To ensure full fire security and safety in your home, you may be following the best practices, but what about your office and commercial property? You need to ensure the safety of workers, customers, and visitors at your workplace, regardless of whether you own a retail company, a manufacturing industry, or an IT agency.
In your workplace and other industrial buildings, fire protection and prevention should always be a primary concern.
You are likely to deal with a lot of electrical equipment if you work in an office, including computers, photocopiers, printers, telephones and desk lamps, etc. Did you know, however, that electrical equipment poses one of the biggest fire safety risks?
Make sure that electricity risks are minimised by periodically inspecting equipment for damage, ensuring that equipment is used correctly by employees and immediately removing defective equipment from usage.
A fire detection and warning system must be in place in all workplaces, but how often can you check that they are functioning correctly? Make sure that the smoke detectors are checked at least once a month and that the fire alarm is tested regularly to ensure that it works properly and can be heard by all in the office.

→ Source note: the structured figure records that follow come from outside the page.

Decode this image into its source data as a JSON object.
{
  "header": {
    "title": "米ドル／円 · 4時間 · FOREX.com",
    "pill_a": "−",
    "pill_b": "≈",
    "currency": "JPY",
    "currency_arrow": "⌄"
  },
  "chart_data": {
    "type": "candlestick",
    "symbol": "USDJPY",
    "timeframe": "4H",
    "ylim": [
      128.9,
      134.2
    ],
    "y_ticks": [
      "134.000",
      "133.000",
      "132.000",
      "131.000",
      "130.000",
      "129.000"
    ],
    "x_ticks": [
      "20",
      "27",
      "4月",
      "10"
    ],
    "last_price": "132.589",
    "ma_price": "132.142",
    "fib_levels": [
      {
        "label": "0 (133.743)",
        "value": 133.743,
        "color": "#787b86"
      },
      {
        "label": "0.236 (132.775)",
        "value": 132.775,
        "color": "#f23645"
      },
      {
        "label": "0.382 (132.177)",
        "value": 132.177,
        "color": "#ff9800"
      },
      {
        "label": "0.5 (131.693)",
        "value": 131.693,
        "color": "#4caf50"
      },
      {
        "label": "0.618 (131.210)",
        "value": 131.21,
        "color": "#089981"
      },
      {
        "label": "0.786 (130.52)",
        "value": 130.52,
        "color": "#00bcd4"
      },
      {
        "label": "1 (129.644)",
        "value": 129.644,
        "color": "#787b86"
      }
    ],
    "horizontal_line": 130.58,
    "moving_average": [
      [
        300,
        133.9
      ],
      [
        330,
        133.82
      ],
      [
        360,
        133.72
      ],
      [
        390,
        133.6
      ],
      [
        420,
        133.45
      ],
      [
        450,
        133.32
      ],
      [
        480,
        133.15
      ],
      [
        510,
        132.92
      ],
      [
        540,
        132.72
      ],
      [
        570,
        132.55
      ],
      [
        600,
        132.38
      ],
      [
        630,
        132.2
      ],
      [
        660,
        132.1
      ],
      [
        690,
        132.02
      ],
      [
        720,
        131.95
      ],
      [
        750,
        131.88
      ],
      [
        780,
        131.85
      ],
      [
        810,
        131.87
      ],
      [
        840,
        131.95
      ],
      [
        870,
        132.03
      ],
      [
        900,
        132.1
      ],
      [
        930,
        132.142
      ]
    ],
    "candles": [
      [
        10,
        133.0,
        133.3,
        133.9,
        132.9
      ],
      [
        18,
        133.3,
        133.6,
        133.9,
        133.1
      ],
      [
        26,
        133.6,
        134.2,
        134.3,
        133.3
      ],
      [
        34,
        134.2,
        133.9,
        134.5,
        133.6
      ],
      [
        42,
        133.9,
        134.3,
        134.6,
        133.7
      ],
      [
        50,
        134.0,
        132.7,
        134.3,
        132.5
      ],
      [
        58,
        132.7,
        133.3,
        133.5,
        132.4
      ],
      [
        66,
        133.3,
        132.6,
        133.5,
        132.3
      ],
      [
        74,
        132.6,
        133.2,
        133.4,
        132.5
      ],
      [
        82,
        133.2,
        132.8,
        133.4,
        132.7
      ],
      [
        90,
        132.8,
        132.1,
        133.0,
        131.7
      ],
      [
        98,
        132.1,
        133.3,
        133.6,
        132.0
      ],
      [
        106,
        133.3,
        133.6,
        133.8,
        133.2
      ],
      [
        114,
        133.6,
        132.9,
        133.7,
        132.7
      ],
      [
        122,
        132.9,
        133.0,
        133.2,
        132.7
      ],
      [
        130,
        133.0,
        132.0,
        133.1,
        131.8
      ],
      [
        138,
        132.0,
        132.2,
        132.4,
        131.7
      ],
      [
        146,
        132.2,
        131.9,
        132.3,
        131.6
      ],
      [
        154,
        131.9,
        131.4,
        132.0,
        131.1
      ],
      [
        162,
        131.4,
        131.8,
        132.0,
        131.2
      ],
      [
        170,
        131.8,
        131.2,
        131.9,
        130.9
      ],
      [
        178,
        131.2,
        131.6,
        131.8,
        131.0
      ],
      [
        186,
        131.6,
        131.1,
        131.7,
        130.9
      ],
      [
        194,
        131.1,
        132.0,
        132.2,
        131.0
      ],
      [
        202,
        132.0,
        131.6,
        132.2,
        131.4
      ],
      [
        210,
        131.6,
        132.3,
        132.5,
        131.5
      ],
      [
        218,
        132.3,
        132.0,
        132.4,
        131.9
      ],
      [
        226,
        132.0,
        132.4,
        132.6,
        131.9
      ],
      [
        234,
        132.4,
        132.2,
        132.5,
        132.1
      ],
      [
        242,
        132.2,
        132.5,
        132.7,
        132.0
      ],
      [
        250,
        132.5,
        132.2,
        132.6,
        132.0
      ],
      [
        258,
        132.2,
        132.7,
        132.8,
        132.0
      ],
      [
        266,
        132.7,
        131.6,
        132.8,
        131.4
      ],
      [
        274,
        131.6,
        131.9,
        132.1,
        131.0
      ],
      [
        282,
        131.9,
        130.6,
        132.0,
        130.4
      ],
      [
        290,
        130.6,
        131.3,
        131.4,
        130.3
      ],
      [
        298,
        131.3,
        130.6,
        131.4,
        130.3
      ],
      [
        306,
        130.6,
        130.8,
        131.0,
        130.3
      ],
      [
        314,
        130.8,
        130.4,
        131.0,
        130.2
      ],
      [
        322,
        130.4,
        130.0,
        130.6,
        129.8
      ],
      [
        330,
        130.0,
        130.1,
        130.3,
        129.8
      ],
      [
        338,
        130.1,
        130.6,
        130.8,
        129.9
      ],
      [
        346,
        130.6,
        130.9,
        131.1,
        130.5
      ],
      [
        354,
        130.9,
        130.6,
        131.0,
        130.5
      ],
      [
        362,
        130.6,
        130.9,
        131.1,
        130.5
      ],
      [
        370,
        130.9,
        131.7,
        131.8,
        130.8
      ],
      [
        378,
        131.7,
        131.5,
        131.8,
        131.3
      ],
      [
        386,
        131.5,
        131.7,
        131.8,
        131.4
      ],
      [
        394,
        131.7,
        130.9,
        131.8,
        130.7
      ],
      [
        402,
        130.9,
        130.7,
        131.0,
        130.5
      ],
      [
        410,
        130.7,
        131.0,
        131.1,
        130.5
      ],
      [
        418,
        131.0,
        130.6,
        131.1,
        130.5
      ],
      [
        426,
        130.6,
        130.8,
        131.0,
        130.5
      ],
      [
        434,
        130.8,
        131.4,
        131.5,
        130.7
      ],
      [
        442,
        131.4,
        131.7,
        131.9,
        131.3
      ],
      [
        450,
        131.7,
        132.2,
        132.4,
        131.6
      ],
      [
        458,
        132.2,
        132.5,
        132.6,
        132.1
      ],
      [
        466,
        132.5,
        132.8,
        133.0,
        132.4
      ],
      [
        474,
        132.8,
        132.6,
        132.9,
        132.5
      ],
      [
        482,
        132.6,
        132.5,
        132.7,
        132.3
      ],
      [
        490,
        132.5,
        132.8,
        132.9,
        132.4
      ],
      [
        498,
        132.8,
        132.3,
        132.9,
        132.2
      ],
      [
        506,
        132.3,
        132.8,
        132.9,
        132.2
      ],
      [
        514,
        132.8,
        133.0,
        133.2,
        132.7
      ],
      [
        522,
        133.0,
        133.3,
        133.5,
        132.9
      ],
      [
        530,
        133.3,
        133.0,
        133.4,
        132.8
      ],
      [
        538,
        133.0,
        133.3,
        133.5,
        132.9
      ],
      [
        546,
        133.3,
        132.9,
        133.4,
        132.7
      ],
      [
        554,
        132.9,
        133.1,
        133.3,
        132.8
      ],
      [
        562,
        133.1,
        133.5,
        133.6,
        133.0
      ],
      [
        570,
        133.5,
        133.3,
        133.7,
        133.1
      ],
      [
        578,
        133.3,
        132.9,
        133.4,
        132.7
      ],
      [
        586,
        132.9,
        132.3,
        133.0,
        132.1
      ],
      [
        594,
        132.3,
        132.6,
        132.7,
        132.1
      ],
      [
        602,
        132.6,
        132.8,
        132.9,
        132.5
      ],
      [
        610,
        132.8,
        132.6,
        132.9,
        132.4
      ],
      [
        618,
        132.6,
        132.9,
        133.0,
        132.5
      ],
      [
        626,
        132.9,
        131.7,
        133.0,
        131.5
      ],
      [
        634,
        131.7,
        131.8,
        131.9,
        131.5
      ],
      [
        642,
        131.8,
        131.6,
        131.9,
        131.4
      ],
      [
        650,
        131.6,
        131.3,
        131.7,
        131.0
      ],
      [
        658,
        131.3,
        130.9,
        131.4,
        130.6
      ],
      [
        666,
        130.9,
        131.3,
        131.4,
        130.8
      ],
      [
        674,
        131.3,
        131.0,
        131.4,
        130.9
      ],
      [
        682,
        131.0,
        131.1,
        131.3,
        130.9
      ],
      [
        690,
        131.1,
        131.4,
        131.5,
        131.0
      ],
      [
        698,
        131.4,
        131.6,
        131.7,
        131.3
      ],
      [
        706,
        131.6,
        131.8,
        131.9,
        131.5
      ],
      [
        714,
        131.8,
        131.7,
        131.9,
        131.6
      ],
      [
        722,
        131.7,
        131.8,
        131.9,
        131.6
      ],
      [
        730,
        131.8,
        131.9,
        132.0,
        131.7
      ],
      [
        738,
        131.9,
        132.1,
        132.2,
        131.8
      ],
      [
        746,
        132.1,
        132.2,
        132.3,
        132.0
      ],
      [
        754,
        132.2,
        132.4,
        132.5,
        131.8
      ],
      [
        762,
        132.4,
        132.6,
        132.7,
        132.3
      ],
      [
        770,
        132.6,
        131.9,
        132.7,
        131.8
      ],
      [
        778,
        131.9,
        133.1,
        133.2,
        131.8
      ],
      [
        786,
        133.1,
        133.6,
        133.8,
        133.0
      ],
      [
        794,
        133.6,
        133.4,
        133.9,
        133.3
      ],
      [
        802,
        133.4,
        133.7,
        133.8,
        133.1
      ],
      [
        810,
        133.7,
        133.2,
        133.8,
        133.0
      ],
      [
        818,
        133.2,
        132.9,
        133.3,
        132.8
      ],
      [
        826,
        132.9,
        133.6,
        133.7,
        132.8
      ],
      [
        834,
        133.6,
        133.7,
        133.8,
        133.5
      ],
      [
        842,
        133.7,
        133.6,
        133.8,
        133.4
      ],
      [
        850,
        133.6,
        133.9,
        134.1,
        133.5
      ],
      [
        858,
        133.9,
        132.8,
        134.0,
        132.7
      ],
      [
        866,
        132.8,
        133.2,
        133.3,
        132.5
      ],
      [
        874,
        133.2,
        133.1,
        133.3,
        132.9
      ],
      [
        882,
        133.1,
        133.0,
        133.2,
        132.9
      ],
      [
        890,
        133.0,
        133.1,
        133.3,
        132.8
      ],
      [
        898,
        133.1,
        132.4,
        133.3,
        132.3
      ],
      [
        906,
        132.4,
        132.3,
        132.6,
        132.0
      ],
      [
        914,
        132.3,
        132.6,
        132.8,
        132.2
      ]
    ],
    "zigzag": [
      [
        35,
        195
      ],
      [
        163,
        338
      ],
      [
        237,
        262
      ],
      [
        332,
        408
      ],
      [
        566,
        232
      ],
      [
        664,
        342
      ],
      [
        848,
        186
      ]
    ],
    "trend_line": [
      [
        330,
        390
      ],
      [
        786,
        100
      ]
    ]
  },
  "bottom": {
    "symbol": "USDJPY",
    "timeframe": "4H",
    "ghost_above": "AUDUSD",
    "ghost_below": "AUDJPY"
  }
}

By regulation, in the event of a fire, the office must have a way of getting individuals from the premises to a place of safety outside. This could either be down the staircase of the main office, or you may have an external fire escape or a dedicated hallway that can be used only in the event of a fire.
But when did you search the escape route for the last time? Is it possible for people to use it or is the corridor obstructed by tables, plants or other objects? As good housekeeping is important, your emergency escape routes must be accessible at all times.
Is there a dedicated person in your office who is responsible for fire safety? There are numerous fire warden duties that, if neglected, could lead to serious consequences, so it is vital for the appointed individual to take the role seriously (and not just see it as a fun ‘label’ they’d like to have).
In order to maintain the evacuation plan, to carry out a fire risk assessment and to ensure that fire-fighting equipment is present and correct, fire wardens must be qualified.
Are your workers aware of the fire safety hazards that follow the mid-morning cigarette break, whether you have a designated area outside, or simply ask people to head away from the building?
Ensure that staff are mindful of taking care of smoking, especially when discarding smoking materials that could easily light up nearby flammable materials, such as dry leaves, papers and textiles in garbage bins or spilt fuel in the parking lot. In order to inflict significant harm, it only takes one minor accident or act of carelessness.
In order to understand how to recognise hazards, how to avoid them and what to do if a fire breaks out in the workplace, it is vital that all workers are trained in fire safety. Even if your office has all possible plans, procedures, signs and equipment in place, if workers don’t understand their duties, it’s unlikely to be successful.